Gerry Adams twirling around the Northern Ireland public spending numbers

 

 

 

 

 

The former Sinn Fein leader, Mr Gerry Adams was recently arguing how Irish unity had become more an issue of “when” rather than “if”.

A critical plank of his argument was that Northern Ireland is not in fact as heavily subsidised by the UK Exchequer as many of us think: he believes the actual level of spending here is lower and as a result the gap or deficit between public monies spent and revenues raised by taxes in Northern Ireland is smaller than we are often told.

Amongst other things, if he is right, Irish unity could become more affordable. Mr Adams’s argument becomes something of a fiscal dance of the seven veils. With each sentence a few more billions come off!

Mr Adams argues as follows. In 2015-16 of the public spending of £24bn which the Treasury attributes to Northern Ireland £3.7bn was actually Northern Ireland’s “share” of UK spending on defence, overseas representation (e.g. embassies) and payments on the national debt. At the same time revenue raised was £16.7bn. So the true deficit is not £24bn minus £16.7bn but £20.3bn minus £16.7bn.

In fact, Mr Adams goes further, he says £1.8bn of spending in Northern Ireland is actually spending by UK (presumably London-based) government Departments and “may not be essential” (it is surprising to see the former leader of Sinn Fein become a proponent of caution regarding public spending, but in any case it is unclear what this £1.8bn is which he is referring to). So, there you seem to have it, the fiscal transfer from the UK Treasury to Northern Ireland has shrunk to “only” a few billions.

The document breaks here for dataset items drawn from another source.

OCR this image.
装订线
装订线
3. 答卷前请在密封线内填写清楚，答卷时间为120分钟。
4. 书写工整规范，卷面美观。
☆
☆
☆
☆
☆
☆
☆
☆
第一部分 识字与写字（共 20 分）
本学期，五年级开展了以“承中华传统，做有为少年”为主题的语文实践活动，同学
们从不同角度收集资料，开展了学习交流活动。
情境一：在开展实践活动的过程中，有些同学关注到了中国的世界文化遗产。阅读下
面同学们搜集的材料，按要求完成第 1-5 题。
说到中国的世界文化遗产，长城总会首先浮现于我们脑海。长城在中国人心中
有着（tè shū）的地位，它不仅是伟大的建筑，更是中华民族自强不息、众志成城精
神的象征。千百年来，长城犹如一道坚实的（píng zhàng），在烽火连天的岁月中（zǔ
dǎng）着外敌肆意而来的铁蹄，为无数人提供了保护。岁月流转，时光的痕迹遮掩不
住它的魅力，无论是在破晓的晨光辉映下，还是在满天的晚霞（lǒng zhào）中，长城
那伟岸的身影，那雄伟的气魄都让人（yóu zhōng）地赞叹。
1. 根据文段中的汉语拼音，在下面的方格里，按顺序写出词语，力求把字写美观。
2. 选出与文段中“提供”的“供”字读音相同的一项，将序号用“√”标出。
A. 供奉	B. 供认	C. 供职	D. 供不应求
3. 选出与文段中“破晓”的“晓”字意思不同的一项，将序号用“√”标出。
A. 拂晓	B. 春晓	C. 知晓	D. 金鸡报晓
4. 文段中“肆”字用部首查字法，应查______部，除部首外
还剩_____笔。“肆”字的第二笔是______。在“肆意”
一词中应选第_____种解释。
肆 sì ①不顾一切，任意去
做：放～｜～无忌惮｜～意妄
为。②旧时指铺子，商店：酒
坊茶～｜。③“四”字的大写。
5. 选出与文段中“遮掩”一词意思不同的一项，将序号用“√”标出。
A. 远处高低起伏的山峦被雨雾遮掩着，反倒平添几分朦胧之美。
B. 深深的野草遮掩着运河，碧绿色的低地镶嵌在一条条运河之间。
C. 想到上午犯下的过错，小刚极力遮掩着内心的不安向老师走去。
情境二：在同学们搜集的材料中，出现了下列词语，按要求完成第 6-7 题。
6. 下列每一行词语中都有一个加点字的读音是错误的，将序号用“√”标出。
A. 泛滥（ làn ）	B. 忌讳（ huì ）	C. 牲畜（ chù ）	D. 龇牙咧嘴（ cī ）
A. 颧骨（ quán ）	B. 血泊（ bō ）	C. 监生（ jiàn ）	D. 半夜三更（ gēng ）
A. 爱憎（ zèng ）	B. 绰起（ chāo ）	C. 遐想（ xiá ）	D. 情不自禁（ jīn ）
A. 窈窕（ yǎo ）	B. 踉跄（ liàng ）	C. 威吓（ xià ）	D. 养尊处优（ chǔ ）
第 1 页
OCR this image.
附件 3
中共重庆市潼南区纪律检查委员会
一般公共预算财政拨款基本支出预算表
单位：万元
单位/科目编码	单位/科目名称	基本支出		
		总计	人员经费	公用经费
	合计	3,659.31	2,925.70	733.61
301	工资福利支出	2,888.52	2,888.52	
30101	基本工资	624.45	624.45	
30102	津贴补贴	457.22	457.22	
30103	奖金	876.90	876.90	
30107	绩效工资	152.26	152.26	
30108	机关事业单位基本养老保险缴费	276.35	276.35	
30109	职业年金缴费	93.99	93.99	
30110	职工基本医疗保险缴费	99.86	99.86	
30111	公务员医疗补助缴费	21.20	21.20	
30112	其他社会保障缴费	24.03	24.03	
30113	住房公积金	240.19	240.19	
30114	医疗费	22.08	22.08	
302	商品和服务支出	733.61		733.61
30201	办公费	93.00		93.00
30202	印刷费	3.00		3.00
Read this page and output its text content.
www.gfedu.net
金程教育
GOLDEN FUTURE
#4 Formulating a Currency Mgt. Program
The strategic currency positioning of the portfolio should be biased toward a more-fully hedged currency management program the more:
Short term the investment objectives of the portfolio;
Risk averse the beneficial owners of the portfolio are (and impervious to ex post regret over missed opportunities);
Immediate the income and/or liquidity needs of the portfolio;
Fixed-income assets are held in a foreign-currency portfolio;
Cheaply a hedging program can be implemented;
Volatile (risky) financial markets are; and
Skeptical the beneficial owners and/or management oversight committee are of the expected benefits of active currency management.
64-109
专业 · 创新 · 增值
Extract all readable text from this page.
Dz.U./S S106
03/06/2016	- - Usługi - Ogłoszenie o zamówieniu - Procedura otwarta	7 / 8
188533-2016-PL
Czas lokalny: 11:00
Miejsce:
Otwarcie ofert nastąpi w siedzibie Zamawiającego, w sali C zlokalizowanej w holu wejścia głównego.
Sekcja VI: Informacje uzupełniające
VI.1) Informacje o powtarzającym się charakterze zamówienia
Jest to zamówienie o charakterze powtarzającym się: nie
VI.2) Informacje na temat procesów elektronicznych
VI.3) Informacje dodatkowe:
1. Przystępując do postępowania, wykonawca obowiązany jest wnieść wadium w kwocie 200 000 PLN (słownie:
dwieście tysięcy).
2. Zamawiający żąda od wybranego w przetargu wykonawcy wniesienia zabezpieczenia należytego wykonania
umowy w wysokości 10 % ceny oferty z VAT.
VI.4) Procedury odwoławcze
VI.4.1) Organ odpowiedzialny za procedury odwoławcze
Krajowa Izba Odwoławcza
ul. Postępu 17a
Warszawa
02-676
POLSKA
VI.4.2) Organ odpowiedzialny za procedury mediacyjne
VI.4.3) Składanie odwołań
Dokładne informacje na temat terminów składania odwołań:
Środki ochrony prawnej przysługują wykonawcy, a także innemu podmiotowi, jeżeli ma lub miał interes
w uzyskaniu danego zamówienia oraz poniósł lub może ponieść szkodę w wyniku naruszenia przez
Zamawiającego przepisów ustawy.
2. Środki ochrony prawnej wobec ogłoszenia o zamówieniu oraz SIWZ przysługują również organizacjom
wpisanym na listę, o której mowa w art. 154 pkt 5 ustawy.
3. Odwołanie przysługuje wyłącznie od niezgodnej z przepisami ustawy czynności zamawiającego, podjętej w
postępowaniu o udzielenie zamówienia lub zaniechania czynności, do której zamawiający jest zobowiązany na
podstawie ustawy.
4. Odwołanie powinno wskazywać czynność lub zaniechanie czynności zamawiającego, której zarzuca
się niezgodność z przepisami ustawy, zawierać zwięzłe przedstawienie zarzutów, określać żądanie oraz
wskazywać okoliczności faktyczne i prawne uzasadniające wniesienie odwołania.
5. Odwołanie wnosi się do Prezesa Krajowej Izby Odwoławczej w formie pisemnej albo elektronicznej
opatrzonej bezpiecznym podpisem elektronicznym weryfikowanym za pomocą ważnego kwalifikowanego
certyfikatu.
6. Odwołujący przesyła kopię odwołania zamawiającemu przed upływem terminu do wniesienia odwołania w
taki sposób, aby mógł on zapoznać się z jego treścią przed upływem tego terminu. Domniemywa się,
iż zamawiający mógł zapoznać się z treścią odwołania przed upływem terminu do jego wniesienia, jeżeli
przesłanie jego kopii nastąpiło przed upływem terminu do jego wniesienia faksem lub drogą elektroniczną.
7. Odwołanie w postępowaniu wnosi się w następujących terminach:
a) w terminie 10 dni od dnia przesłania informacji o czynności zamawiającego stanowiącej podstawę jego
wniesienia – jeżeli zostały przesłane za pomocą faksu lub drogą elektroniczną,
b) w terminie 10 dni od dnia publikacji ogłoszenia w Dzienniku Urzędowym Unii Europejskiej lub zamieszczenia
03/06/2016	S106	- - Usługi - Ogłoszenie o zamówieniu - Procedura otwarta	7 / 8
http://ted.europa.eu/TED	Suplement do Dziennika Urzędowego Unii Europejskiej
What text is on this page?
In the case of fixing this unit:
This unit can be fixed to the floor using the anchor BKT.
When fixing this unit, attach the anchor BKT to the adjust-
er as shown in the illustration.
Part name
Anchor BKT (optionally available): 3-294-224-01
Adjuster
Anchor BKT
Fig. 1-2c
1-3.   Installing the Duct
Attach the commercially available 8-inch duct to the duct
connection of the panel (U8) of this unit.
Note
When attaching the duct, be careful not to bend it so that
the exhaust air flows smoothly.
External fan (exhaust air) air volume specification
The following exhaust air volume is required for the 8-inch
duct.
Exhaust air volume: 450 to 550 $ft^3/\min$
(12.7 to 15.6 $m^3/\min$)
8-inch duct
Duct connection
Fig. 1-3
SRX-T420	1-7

Since Mr Adams says HM Treasury produce figures which are “deliberately misleading”, I will use data from the UK’s official and independent statistical authority: the Office for National Statistics (ONS 26 May 2017, “Country and regional public sector finances: Year ending March 2016”).

In 2015-16, total public spending attributed to Northern Ireland was £26bn and total revenues raised £15.9bn implying a fiscal deficit of just over £10bn.

Incidentally, for the estimate of revenue raised Northern Ireland is allocated a share of North Sea oil tax receipts- Mr Adams has not registered any complaint about taking some of Scotland’s money!!

Back to Mr Adams argument, the nub of which is that within the attributed spending was Northern Ireland’s share of the UK’s common services  (£0.5bn), international services (£0.3bn), interest on the national debt (£1.0bn) and defence (£1.0bn).

Can we simply write off these sums of money as Mr Adams implies? Membership of the “club” of the UK implies making a contribution to the cost of those common services from which we all benefit.

Perhaps Mr Adams feels that global conditions are now so stable that the UK has no need for defence spending? The Secretary of State for Defence certainly disagrees. Perhaps Mr Adams feels that Northern Ireland has derived no benefit from public spending funded in part from the borrowing that then added to the national debt? Sinn Fein has never been slow to ask for ‘more’ public spending.

A number of other commentators have adopted a rather fast and loose approach to Northern Ireland’s obligations in respect to UK national debt. Irish Senator M. Daly (in this Irish Senate Report, 2017, “Brexit and the future of Ireland and its People and Peace and Prosperity”) rather flippantly claimed much of the UK national debt had been created by wars as though that meant Northern Ireland had no obligation to share in its repayment.

Much is made of the discredited Hübner Report (on the economics and the provenance) on which Senator Daly also relies heavily.

In short, after Mr Adams has finished his fiscal dance, the numbers still do not add up the way he would like. Perhaps points for effort, not content.